호21: Dört gün

1.4K 153 346
                                    

Medya: Mic drop remix 
w/Steve Aoki

Keyifli okumalar!

•●•

"O gece geç haber verdiğim için üzgünüm, elim ayağıma dolaşmıştı."

Sabah dokuz sularında büyük olanın mahçup sesine karşı buruk bir gülümseme sundu küçük olan, ağlamaktan yandığı gecenin küllerini barındıran bir burukluktu dudaklarındaki.

"Dert etme, hyung; Ben iyiyim."
dedi sonra. 'sadece kül oldum, sensiz yeniden doğacağım ve sensizliğe alışacağım' diye devam etti içinden.

Son günlerde düşünceleri birbirine karışmıştı ancak dünden sonra bir şeyi netleştirmişti.

Kardeşini özlemişti.

Bu değişik bir histi çünkü o özlemeye alışık değildi, kardeşi gibi yabancı hislerle yavaş yavaş tanışıyordu ve bunları tanıtan kişi Hye Ji'den başkası değildi.

Üvey kardeşi ondan öğrenmişti, o da üvey kardeşinden öğrenecekti.

Birbirlerini tamamlıyorlardı.

Dün akşamdan beri kalbinin üşüyen tarafının dolduğunu hissedince gülümsedi, ikinci kez.

Daha bir samimi, daha bir sevgi doluydu bu kez, burukluğundan eser kalmamıştı.

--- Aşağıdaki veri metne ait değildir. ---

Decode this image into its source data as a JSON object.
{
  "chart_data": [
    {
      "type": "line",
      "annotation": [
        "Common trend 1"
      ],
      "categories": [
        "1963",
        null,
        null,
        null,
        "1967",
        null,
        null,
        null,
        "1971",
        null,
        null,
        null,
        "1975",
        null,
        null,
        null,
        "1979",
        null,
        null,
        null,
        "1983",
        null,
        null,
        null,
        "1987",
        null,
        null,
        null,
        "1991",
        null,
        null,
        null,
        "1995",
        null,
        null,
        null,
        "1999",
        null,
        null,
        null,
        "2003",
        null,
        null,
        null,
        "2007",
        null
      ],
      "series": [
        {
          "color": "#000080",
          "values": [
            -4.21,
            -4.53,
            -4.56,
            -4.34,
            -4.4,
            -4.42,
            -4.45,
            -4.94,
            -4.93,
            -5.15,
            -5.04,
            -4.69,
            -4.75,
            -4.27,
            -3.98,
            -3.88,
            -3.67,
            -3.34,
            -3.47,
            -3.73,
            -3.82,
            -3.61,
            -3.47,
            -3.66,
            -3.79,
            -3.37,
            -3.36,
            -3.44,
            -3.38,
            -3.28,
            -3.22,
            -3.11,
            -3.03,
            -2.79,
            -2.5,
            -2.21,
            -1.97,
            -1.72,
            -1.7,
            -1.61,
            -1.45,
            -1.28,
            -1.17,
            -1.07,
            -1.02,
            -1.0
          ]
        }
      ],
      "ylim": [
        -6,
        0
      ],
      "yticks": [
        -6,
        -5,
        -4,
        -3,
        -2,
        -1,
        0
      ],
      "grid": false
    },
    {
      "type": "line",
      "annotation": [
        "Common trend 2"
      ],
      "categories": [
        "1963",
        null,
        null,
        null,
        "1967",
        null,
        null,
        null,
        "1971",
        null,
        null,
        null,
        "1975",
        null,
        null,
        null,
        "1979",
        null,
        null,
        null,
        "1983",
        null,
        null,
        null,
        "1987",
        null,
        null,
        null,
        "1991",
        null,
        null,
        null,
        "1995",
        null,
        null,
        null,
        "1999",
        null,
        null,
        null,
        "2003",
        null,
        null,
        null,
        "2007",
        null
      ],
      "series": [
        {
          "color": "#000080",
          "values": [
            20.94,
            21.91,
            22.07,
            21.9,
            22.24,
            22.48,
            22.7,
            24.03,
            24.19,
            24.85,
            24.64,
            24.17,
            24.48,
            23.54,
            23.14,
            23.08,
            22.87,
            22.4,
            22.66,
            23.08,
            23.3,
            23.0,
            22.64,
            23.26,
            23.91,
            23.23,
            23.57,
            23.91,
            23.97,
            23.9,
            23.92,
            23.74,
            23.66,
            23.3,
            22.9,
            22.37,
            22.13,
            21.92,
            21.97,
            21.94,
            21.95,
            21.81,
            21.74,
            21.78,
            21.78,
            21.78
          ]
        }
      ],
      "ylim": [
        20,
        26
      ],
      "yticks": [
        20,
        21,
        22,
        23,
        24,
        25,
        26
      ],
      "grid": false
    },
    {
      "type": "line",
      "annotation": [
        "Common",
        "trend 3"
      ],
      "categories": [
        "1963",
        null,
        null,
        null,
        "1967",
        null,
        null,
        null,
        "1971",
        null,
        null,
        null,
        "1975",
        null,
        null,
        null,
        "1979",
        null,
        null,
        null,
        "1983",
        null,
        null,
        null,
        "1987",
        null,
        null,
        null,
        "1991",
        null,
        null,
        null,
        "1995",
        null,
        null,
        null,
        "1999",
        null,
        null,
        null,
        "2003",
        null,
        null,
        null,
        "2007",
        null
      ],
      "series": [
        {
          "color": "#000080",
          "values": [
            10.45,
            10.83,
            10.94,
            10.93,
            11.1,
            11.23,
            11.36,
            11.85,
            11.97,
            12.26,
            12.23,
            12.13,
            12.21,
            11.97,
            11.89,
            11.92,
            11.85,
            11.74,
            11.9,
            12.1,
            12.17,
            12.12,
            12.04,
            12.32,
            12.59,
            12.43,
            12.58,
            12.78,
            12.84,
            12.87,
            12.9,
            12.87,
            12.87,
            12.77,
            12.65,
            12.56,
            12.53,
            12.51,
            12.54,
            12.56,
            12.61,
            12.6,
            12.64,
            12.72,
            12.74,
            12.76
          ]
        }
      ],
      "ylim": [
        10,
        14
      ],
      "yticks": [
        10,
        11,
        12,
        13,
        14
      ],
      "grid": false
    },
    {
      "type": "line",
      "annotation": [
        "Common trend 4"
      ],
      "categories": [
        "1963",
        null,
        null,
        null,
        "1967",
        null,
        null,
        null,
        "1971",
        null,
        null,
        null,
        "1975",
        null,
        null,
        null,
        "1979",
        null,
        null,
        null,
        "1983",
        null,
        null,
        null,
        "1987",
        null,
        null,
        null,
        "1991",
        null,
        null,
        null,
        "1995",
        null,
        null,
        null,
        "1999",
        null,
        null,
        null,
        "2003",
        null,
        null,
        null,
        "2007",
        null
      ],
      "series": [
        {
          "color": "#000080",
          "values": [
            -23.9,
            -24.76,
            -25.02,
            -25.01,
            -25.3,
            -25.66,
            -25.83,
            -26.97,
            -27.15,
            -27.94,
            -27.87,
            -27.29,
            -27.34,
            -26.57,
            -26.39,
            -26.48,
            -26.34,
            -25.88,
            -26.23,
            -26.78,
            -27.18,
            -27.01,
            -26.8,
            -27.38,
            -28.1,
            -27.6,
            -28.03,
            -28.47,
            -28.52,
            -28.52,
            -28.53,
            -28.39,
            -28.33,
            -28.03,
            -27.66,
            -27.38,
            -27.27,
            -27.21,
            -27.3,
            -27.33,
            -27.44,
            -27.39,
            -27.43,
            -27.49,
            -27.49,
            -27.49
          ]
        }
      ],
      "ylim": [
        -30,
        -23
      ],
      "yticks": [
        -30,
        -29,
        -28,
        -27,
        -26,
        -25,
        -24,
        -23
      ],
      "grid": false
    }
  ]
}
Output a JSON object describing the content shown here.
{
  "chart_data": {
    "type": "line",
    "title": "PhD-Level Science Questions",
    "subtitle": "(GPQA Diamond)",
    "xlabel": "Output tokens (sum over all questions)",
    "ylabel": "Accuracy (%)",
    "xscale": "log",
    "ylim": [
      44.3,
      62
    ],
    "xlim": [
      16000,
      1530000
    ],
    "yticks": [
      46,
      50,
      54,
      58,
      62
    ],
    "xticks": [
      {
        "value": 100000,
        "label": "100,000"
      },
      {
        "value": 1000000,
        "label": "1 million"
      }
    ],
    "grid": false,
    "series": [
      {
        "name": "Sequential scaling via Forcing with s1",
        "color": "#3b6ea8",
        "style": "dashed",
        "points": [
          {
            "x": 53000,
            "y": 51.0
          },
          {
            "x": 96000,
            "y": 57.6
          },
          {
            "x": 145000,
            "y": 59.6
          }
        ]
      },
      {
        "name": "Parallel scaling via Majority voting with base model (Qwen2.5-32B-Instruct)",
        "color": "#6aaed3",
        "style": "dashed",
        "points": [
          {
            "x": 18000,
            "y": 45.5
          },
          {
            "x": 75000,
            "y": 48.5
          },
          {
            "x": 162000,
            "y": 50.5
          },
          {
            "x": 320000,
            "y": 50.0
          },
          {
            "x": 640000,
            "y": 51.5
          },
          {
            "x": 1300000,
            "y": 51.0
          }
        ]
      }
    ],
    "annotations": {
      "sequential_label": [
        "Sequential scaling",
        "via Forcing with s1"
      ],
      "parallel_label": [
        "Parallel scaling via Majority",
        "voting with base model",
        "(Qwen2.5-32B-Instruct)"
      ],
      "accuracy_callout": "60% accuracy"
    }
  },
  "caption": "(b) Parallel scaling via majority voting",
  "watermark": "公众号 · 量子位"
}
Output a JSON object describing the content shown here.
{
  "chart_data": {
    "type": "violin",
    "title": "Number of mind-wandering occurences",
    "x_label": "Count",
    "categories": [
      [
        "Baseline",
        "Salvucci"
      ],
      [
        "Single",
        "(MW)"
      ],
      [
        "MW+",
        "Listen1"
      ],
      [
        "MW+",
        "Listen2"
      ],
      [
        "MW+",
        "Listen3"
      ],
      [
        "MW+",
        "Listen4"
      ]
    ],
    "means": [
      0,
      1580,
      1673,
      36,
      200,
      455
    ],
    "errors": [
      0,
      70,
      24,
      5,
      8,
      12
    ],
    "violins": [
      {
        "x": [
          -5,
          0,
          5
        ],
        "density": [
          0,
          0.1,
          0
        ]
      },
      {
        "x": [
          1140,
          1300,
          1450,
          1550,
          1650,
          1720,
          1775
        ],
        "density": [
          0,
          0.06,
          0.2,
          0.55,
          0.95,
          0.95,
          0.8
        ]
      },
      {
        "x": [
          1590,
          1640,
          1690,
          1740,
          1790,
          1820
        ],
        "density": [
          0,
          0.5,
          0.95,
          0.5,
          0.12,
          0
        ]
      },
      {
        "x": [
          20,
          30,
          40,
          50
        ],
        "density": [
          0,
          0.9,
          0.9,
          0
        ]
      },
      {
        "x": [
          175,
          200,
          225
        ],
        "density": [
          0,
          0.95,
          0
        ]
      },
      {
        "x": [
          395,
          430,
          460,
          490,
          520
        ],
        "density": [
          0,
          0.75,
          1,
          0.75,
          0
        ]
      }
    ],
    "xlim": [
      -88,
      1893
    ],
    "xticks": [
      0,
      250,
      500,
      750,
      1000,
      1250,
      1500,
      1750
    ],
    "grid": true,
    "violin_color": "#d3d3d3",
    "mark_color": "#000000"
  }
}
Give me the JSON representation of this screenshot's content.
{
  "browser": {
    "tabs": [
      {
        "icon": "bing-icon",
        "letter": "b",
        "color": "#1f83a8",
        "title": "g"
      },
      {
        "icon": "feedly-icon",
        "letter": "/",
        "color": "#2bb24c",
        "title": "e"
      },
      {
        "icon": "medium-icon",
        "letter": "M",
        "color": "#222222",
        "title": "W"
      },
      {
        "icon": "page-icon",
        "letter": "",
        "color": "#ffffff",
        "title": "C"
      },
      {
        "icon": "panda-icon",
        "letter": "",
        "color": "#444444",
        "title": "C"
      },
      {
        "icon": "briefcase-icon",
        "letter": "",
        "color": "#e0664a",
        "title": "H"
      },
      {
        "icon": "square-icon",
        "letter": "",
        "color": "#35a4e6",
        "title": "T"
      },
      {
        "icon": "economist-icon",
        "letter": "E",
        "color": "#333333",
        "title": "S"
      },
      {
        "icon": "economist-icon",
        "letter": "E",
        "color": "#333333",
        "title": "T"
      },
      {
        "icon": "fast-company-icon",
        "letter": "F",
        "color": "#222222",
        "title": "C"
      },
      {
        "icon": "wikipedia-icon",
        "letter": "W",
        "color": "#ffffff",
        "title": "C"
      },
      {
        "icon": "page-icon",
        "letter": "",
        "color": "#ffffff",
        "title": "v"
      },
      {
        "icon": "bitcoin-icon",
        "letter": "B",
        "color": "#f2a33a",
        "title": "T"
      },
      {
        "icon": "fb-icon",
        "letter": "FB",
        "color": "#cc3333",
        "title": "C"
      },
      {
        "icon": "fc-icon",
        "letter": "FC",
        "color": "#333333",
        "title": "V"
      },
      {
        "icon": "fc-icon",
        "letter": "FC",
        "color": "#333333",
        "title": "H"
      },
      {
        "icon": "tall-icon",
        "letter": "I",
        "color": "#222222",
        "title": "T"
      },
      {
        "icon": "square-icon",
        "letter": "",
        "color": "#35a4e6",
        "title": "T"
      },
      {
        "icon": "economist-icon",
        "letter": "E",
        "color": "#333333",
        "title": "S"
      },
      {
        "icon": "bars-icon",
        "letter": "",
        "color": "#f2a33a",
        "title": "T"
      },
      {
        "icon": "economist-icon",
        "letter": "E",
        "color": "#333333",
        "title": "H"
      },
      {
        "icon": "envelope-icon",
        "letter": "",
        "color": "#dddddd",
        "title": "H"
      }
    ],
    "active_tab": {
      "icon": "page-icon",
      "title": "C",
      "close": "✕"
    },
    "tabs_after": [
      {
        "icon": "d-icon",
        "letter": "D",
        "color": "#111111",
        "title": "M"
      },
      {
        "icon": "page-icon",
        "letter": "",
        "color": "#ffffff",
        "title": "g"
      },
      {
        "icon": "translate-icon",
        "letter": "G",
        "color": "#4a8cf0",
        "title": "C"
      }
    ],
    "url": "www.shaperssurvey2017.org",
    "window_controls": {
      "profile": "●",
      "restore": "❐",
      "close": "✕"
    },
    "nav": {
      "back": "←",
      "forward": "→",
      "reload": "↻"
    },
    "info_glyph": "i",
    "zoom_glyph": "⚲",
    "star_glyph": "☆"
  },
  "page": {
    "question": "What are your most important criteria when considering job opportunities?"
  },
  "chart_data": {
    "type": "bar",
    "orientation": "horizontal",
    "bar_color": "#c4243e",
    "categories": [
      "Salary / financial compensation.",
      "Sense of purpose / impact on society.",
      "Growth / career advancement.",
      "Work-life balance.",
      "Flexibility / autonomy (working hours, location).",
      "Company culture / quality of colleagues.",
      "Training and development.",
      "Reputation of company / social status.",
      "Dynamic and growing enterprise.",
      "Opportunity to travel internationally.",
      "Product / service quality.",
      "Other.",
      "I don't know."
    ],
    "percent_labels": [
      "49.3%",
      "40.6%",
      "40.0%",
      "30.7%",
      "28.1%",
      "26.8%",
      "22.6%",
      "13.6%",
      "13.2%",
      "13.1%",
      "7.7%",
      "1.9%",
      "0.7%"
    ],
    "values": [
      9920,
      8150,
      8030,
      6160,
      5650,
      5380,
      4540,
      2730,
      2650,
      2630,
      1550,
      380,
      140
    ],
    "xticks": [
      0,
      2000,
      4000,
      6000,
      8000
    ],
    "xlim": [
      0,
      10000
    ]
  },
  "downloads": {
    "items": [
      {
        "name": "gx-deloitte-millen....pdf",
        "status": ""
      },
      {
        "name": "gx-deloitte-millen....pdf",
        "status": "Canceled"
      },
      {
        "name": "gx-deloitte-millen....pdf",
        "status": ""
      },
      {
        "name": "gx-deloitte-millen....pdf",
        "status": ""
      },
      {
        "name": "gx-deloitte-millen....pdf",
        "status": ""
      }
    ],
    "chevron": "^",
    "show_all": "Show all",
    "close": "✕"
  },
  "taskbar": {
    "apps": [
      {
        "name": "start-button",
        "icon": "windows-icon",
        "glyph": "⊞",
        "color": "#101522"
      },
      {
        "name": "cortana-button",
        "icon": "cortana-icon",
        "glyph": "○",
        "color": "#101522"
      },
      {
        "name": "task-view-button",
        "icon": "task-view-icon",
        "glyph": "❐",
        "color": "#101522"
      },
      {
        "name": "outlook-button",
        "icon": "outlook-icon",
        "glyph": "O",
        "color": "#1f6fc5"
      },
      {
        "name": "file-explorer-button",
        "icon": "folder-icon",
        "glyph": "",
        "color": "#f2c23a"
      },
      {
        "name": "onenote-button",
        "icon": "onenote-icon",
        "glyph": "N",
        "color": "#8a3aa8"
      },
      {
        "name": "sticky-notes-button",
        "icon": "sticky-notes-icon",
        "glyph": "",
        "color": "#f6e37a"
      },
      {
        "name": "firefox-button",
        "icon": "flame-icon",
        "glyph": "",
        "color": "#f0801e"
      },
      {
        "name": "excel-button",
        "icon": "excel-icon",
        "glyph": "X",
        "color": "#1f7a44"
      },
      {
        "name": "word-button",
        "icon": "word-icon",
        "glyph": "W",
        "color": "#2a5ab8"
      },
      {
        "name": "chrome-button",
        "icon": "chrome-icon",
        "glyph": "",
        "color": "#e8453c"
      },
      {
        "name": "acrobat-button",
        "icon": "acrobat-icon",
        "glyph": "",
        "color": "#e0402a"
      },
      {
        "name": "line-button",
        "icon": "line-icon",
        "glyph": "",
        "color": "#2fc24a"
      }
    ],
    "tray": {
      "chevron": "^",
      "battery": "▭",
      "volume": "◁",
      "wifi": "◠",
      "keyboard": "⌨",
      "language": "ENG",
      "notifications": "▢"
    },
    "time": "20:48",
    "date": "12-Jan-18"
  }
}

Küçük olan gülümsemeye devam ederken ona endişe ile bakan Yoongi ile göz teması kurdu ve öyle bir soru sordu ki, kilitler açıldı, yaralar
tekrar kanadı ve iki  aşık
kalplerini ayırdı.

"Hyung..Dört gün sonra benimle sonsuzluğa  gitmek istediğinden
emin misin?"

Min-A

"Minie, çok mutluyum ya!"
"Anladım Ji, son bir saatir bunu söylüyorsun zaten."

Kalbimin yalnız kalmasına dört gün kala Ji eve girmiş, bana sıkıca sarılmış ve başından geçenleri anlatmıştı.

Anlatırken yüzündeki gülümsemeyi gördükçe ben de gülümsemiş, en azından birimizin mutlu olmasına sevinmiştim.

"Aman be, mutluluğumu sömürdün resmen, mutfağa gidiyorum ben."

Ayaklarını yere sürte sürte mutfağa giden Ji'nin arkasından bakarken dediklerine hak verdiğimi fark ettim.

Ben mutlu edemezdim, bu
bir gerçekti.

Mutlu etmeye çabalardım ancak başaramazdım, ek olarak elindeki mutluluğu da yok ederdim.

Bencildim ve bundan bir kez bile pişmanlık duymamıştım.

Düşüncelerimi bildirim sesi
bölerken kafamı iki yana sallayarak onları kafamdan attım ve gelen mesaja baktım.

myoong:
Ne yapıyorsun?

Kalbimin ritimleri birden hızlanırken neden bir mesajı ile bile bu kadar heyecanlandığımı düşünemiyordum çünkü beynim pelte haline gelmişti.